Compare two IP addresses: the WAN IP shown in your router's admin panel (usually under Status or WAN Settings), and the public IP reported by an external service such as whatismyip.com or running curl ifconfig.me from a device. If they match, your router has a true public IP and you are not behind CGNAT. If they differ — especially if your router's WAN IP starts with 100.64 through 100.127, or with 10., or 172.16 through 172.31 — you are behind CGNAT. The 100.64.0.0/10 range is the official CGNAT range; the others (10.x.x.x, 172.16-31.x.x) may indicate CGNAT or simply an ISP using non-standard private addressing internally.

Solutions

  • Request a static public IP from your ISP: Many ISPs offer a dedicated public IPv4 address for a small monthly fee ($5–15/month is common). This is the cleanest solution — it removes CGNAT entirely for your connection.
  • Enable IPv6: If your ISP supports IPv6, enabling it on your router gives every device a globally routable IPv6 address with no NAT. Servers accessible via IPv6 work without any port forwarding. This is the long-term solution the industry is moving toward.
  • VPN with dedicated IP or port forwarding: Some VPN providers (Mullvad, ProtonVPN, AirVPN) offer port forwarding on their VPN exit nodes. You connect your home device to the VPN, and inbound traffic to the VPN provider's public IP on your assigned port is forwarded through the VPN tunnel to your device.
  • Tunnel services: Cloudflare Tunnel (for web services), Tailscale, or a WireGuard tunnel to a cheap VPS can relay inbound connections to your home without requiring a public IP on the home connection.

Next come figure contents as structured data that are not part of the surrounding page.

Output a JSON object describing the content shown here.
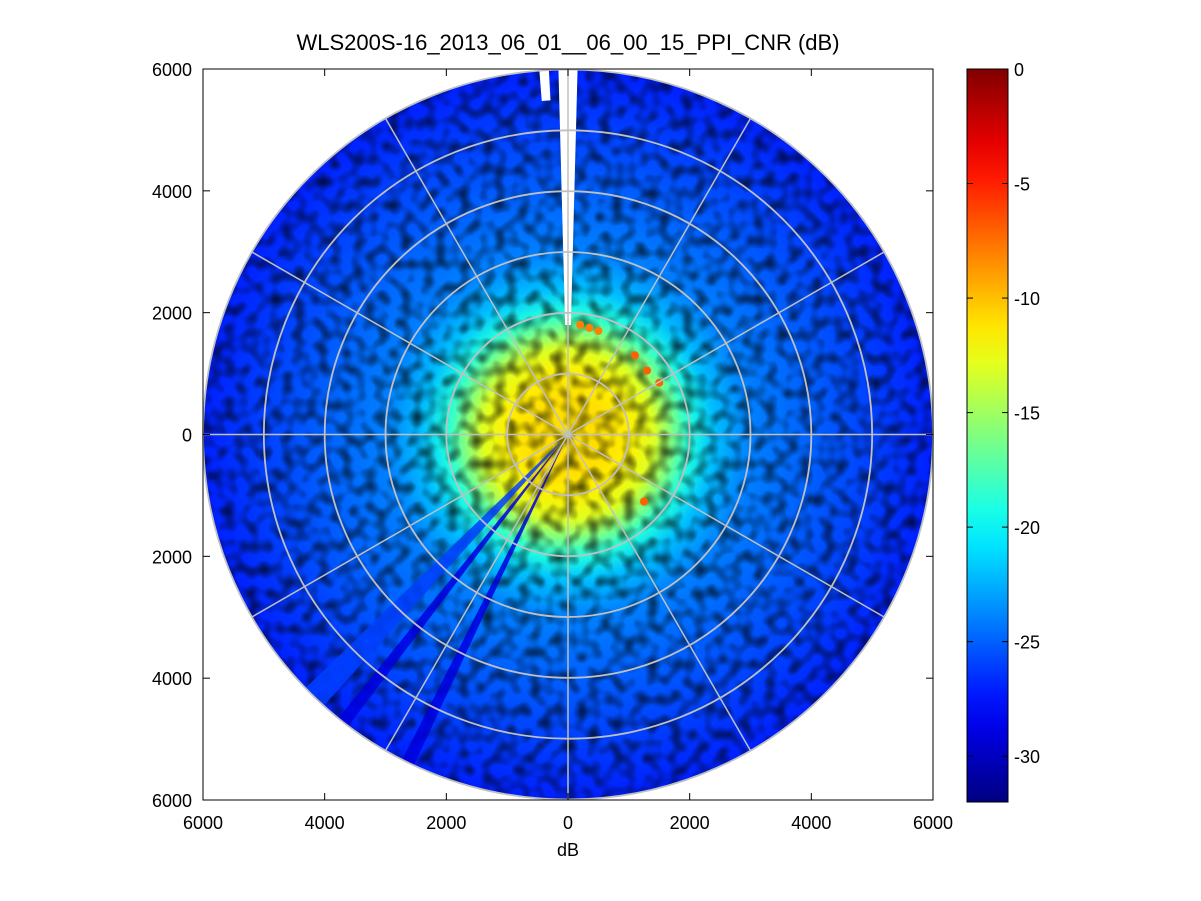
{
  "figure": {
    "title": "WLS200S-16_2013_06_01__06_00_15_PPI_CNR (dB)",
    "xlabel": "dB"
  },
  "chart_data": {
    "type": "heatmap",
    "subtype": "polar-ppi",
    "title": "WLS200S-16_2013_06_01__06_00_15_PPI_CNR (dB)",
    "xlabel": "dB",
    "ylabel": "",
    "xlim": [
      -6000,
      6000
    ],
    "ylim": [
      -6000,
      6000
    ],
    "x_ticks": [
      -6000,
      -4000,
      -2000,
      0,
      2000,
      4000,
      6000
    ],
    "x_tick_labels": [
      "6000",
      "4000",
      "2000",
      "0",
      "2000",
      "4000",
      "6000"
    ],
    "y_ticks": [
      6000,
      4000,
      2000,
      0,
      -2000,
      -4000,
      -6000
    ],
    "y_tick_labels": [
      "6000",
      "4000",
      "2000",
      "0",
      "2000",
      "4000",
      "6000"
    ],
    "max_range": 6000,
    "range_rings": [
      1000,
      2000,
      3000,
      4000,
      5000,
      6000
    ],
    "spokes_deg": [
      0,
      30,
      60,
      90,
      120,
      150,
      180,
      210,
      240,
      270,
      300,
      330
    ],
    "grid": true,
    "colormap": "jet",
    "clim": [
      -32,
      0
    ],
    "colorbar": {
      "ticks": [
        0,
        -5,
        -10,
        -15,
        -20,
        -25,
        -30
      ],
      "tick_labels": [
        "0",
        "-5",
        "-10",
        "-15",
        "-20",
        "-25",
        "-30"
      ]
    },
    "cnr_profile": {
      "range_m": [
        0,
        600,
        1000,
        1400,
        1700,
        2000,
        2400,
        3000,
        4000,
        5000,
        6000
      ],
      "cnr_db": [
        -11,
        -11,
        -11.5,
        -13,
        -16,
        -19,
        -22,
        -24,
        -25,
        -26,
        -27
      ]
    },
    "no_data_sectors": [
      {
        "from_deg": -1.5,
        "to_deg": 1.5,
        "from_range": 1800,
        "to_range": 6000
      },
      {
        "from_deg": -4.5,
        "to_deg": -3.0,
        "from_range": 5500,
        "to_range": 6000
      }
    ],
    "low_cnr_sectors": [
      {
        "from_deg": 205,
        "to_deg": 207,
        "from_range": 200,
        "to_range": 6000,
        "cnr_db": -29
      },
      {
        "from_deg": 217,
        "to_deg": 219,
        "from_range": 200,
        "to_range": 6000,
        "cnr_db": -29
      },
      {
        "from_deg": 222,
        "to_deg": 226,
        "from_range": 200,
        "to_range": 6000,
        "cnr_db": -26
      }
    ],
    "high_cnr_features": [
      {
        "x": 200,
        "y": 1800,
        "cnr_db": -8
      },
      {
        "x": 350,
        "y": 1750,
        "cnr_db": -8
      },
      {
        "x": 500,
        "y": 1700,
        "cnr_db": -8
      },
      {
        "x": 1100,
        "y": 1300,
        "cnr_db": -7
      },
      {
        "x": 1300,
        "y": 1050,
        "cnr_db": -7
      },
      {
        "x": 1500,
        "y": 850,
        "cnr_db": -7
      },
      {
        "x": 1250,
        "y": -1100,
        "cnr_db": -7
      }
    ],
    "grid_color": "#c0c0c0"
  }
}
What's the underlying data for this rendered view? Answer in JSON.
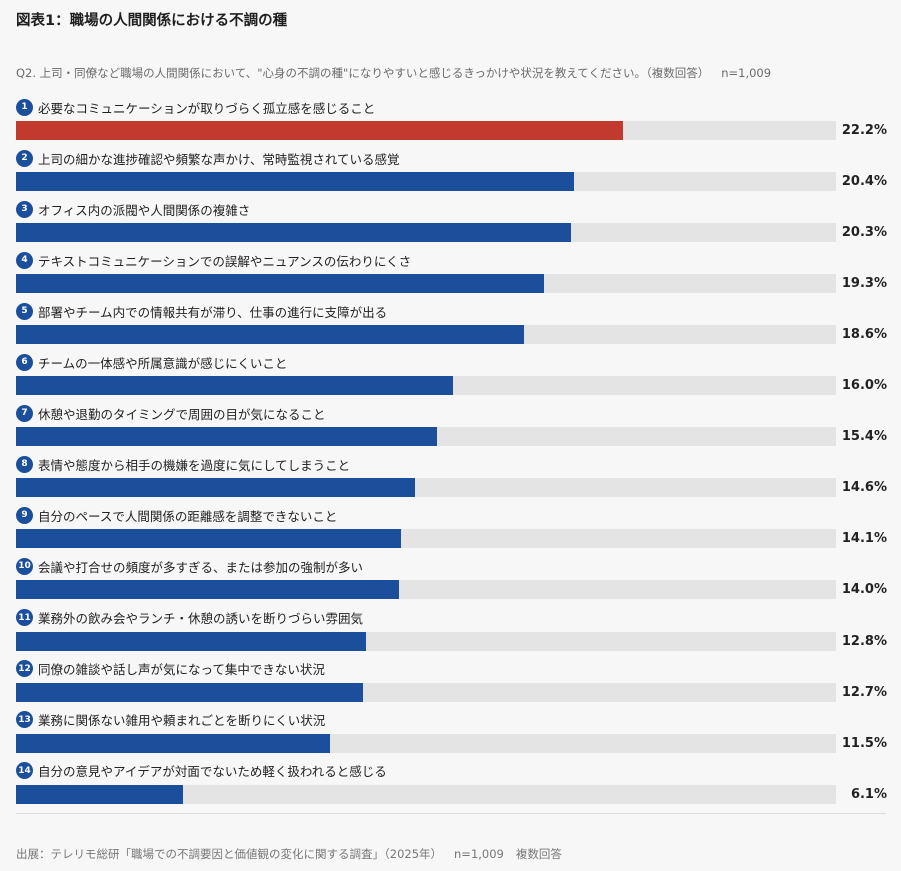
{
  "header": {
    "figure_title": "図表1：職場の人間関係における不調の種",
    "question": "Q2. 上司・同僚など職場の人間関係において、\"心身の不調の種\"になりやすいと感じるきっかけや状況を教えてください。（複数回答）",
    "sample_size": "n=1,009"
  },
  "colors": {
    "highlight_bar": "#c23a2e",
    "bar": "#1b4f9c",
    "track": "#e4e4e4",
    "badge": "#1b4f9c"
  },
  "chart_data": {
    "type": "bar",
    "orientation": "horizontal",
    "unit": "%",
    "xlim": [
      0,
      30
    ],
    "categories": [
      "必要なコミュニケーションが取りづらく孤立感を感じること",
      "上司の細かな進捗確認や頻繁な声かけ、常時監視されている感覚",
      "オフィス内の派閥や人間関係の複雑さ",
      "テキストコミュニケーションでの誤解やニュアンスの伝わりにくさ",
      "部署やチーム内での情報共有が滞り、仕事の進行に支障が出る",
      "チームの一体感や所属意識が感じにくいこと",
      "休憩や退勤のタイミングで周囲の目が気になること",
      "表情や態度から相手の機嫌を過度に気にしてしまうこと",
      "自分のペースで人間関係の距離感を調整できないこと",
      "会議や打合せの頻度が多すぎる、または参加の強制が多い",
      "業務外の飲み会やランチ・休憩の誘いを断りづらい雰囲気",
      "同僚の雑談や話し声が気になって集中できない状況",
      "業務に関係ない雑用や頼まれごとを断りにくい状況",
      "自分の意見やアイデアが対面でないため軽く扱われると感じる"
    ],
    "numbers": [
      "1",
      "2",
      "3",
      "4",
      "5",
      "6",
      "7",
      "8",
      "9",
      "10",
      "11",
      "12",
      "13",
      "14"
    ],
    "values": [
      22.2,
      20.4,
      20.3,
      19.3,
      18.6,
      16.0,
      15.4,
      14.6,
      14.1,
      14.0,
      12.8,
      12.7,
      11.5,
      6.1
    ],
    "value_labels": [
      "22.2%",
      "20.4%",
      "20.3%",
      "19.3%",
      "18.6%",
      "16.0%",
      "15.4%",
      "14.6%",
      "14.1%",
      "14.0%",
      "12.8%",
      "12.7%",
      "11.5%",
      "6.1%"
    ],
    "highlight_index": 0
  },
  "footer": {
    "source": "出展：テレリモ総研「職場での不調要因と価値観の変化に関する調査」（2025年）",
    "sample_size": "n=1,009",
    "note": "複数回答"
  }
}
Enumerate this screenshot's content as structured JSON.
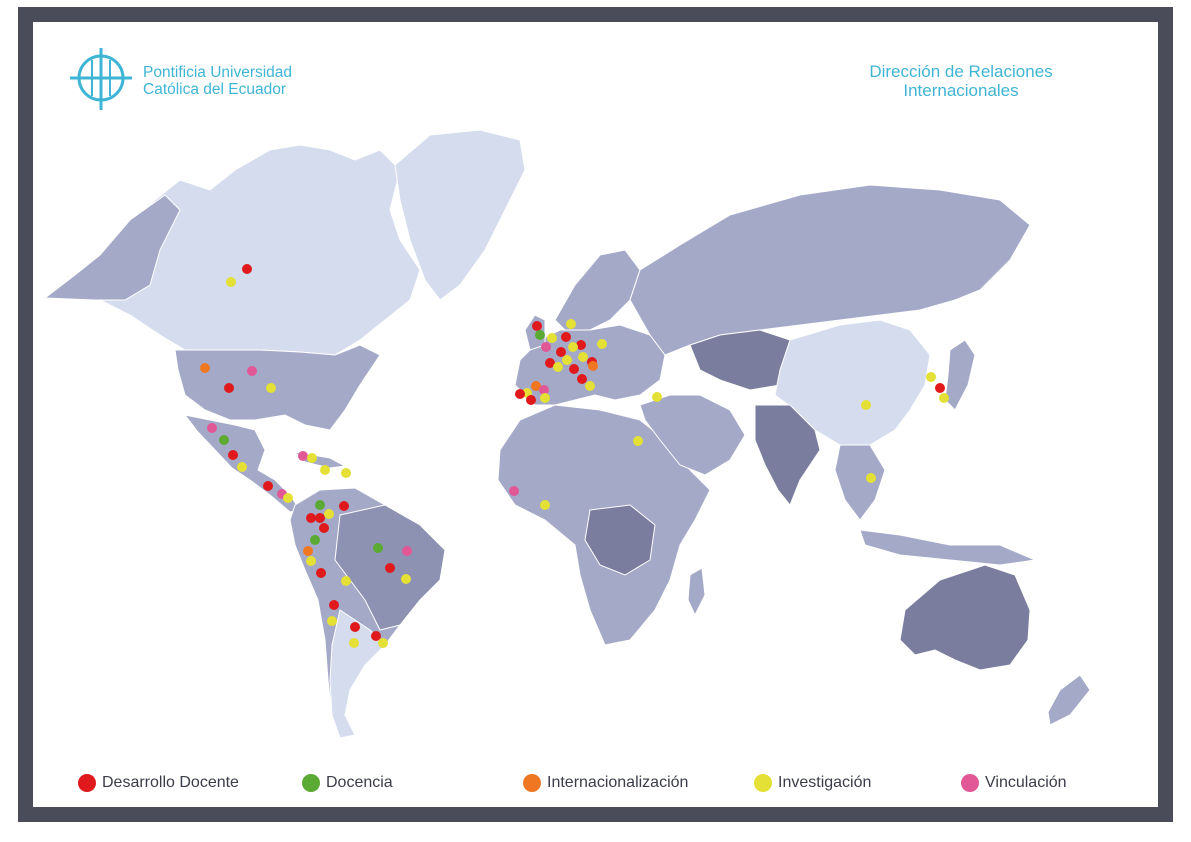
{
  "header": {
    "org_line1": "Pontificia Universidad",
    "org_line2": "Católica del Ecuador",
    "title_line1": "Dirección de Relaciones",
    "title_line2": "Internacionales"
  },
  "colors": {
    "frame": "#4a4c5a",
    "accent": "#3fb5d6",
    "land_light": "#d5dcee",
    "land_mid": "#a4a9c8",
    "land_dark": "#7a7d9d",
    "desarrollo_docente": "#e0191d",
    "docencia": "#5aaa33",
    "internacionalizacion": "#ef7721",
    "investigacion": "#e4e035",
    "vinculacion": "#e25896"
  },
  "legend": [
    {
      "key": "desarrollo_docente",
      "label": "Desarrollo Docente"
    },
    {
      "key": "docencia",
      "label": "Docencia"
    },
    {
      "key": "internacionalizacion",
      "label": "Internacionalización"
    },
    {
      "key": "investigacion",
      "label": "Investigación"
    },
    {
      "key": "vinculacion",
      "label": "Vinculación"
    }
  ],
  "icons": {
    "logo": "pucE-cross-logo-icon"
  }
}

Frequently Asked Questions

Does CGNAT slow my internet speed?

No — CGNAT does not affect outbound connection speed. It only prevents inbound connections. Download speed, upload speed, and latency are unaffected.

Can ISPs remove CGNAT?

Yes — if you request a dedicated public IP, most ISPs can provision one. It is becoming more common as IPv6 adoption reduces the need for CGNAT on modern networks.